After the war Ellis decided to abandon a military career. He entered Trinity College, Cambridge where he studied natural sciences. After graduating in 1920 he became engaged in research work at the Cavendish Laboratory, Cambridge, where the director, Sir Ernest Rutherford, had now engaged Chadwick. While Rutherford and Chadwick worked on alpha radioactivity and alpha particles for nuclear disintegration experiments Ellis studied beta and gamma radiation. He became a leading authority on the subject, publishing many articles in scientific journals.

In 1921 Ellis had become a fellow of Trinity College and was appointed assistant lecturer in natural science. In 1925 he married Paula Warzcewska, the daughter of a wealthy Polish shipbuilder. Although there were no children Paula (known as Polly in England) had a daughter from a previous marriage. In 1929 he was elected a fellow of the Royal Society.

In 1930 Rutherford, Chadwick and Ellis published together a classic monograph Radiations from Radioactive Substances.

==Discovery of the neutrino==
During the early 1930s Ellis worked with Nevill Mott on energy relations in beta decay. Mott said later that Ellis had “practically discovered the neutrino”. He worked with W.J. Henderson on the energy distribution of positrons in artificial radioactivity. In 1936 Ellis was elected a fellow of the American Physical Society.

In 1936, a year after Chadwick's appointment to a professorship at Liverpool, Ellis was appointed to the Wheatstone chair of physics at King's College London in succession to Edward Victor Appleton who had become professor of natural sciences at Cambridge. Ellis continued his research alongside his new teaching and administration commitments.

In 1940, Ellis became a member of MAUD who were investigating the possibility of using nuclear fission to develop new weapons. He became scientific adviser to the army council from 1943 to 1946, serving on several high-level committees. He was knighted in 1946 for his war service.

==Later career==
After World War II Ellis held several posts which were not related to nuclear weapons. He was director of the Finance Corporation for Industry, in charge of research and development for the National Coal Board. He was president of the British Coal Utilization Research Association from 1946 to 1955 and a member of the advisory council to the minister of fuel and power from 1947 to 1955. He became scientific adviser to the British American Tobacco Company (BAT) at a time when the association between smoking and various diseases was just starting to be suspected. He retired from the Gas Council in 1966 and from BAT in 1972.

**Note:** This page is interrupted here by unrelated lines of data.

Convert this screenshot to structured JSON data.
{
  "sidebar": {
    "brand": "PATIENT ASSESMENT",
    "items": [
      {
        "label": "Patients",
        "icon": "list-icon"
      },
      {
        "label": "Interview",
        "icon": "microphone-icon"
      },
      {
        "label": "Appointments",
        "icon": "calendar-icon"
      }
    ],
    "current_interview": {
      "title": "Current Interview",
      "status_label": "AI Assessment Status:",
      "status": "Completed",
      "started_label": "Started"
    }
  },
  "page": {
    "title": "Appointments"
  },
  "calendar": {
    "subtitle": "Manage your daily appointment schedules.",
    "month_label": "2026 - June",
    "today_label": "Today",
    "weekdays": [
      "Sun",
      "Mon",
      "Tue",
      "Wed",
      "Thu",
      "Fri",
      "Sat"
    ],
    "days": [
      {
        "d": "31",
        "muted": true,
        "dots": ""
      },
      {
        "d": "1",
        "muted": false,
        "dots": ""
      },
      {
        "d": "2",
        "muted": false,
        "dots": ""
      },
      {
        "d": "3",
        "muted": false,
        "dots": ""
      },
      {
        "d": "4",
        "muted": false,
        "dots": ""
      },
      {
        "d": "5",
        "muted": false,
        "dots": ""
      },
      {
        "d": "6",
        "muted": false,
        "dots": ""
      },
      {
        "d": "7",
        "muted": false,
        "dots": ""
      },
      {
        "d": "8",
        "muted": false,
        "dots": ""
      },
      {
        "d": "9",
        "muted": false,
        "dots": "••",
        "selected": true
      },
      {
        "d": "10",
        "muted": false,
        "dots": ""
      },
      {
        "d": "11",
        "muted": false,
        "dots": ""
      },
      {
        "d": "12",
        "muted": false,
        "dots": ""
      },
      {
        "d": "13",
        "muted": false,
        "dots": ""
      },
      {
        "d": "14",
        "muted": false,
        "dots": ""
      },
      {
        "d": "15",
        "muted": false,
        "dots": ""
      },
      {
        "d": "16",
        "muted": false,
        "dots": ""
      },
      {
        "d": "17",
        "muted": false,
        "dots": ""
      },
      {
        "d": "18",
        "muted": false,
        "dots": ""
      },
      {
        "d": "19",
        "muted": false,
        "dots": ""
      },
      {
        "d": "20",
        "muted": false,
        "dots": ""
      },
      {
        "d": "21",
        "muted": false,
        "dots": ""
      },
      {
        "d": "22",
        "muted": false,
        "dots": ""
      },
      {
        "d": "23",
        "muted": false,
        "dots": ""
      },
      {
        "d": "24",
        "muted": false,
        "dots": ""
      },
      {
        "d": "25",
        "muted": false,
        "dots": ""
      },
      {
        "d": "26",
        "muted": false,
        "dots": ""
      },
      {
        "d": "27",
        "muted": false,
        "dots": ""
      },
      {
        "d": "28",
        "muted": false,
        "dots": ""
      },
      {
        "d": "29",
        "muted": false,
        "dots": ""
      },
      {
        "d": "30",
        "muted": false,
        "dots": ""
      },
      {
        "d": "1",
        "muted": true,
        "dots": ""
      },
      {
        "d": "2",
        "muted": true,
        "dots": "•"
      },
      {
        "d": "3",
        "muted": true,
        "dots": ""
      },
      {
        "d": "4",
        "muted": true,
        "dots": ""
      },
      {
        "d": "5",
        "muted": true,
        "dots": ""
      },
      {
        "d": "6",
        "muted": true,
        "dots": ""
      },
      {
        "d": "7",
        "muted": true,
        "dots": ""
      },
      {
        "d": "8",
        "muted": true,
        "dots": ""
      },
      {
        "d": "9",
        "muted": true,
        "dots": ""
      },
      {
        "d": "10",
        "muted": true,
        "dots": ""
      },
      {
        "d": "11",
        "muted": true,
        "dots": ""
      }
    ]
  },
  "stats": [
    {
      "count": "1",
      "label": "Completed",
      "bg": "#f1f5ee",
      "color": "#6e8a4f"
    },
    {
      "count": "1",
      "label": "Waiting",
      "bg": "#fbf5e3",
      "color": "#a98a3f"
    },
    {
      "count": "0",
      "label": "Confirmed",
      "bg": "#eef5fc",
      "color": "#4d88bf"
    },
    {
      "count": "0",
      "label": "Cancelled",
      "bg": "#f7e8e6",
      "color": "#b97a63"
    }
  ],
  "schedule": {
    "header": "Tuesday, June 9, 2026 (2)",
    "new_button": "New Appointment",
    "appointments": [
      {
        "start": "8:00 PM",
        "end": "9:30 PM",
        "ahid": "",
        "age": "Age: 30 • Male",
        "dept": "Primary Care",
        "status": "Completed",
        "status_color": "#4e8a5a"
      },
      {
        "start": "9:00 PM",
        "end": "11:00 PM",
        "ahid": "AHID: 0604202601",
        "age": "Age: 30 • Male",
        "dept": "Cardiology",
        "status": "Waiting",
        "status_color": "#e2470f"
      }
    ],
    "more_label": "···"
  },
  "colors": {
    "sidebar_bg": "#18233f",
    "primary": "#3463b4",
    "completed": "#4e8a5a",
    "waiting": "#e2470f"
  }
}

During his final decade his health was poor. In 1980 he died in a nursing home in Cookham after a short illness.

==Ellis–Wooster experiment==
In 1927 Ellis and William Alfred Wooster (1903–1984) performed an important experiment with β-rays. Their experiment led to Pauli's suggestion of the neutrino.

In beta decay, an atom emitted electrons with a continuous range of energies up to a certain maximum value. This phenomenon had been known since 1914, but it was not until 1927 that Charles Drummond Ellis, a British experimental physicist, and his colleague William Alfred Wooster were able to establish conclusively that the energies were distributed continuously at the electrons' emission from the nucleus. Before this result, Ellis had engaged in a long dispute with Lise Meitner in Germany, who held that that the electrons were slowed down unevenly only after being emitted.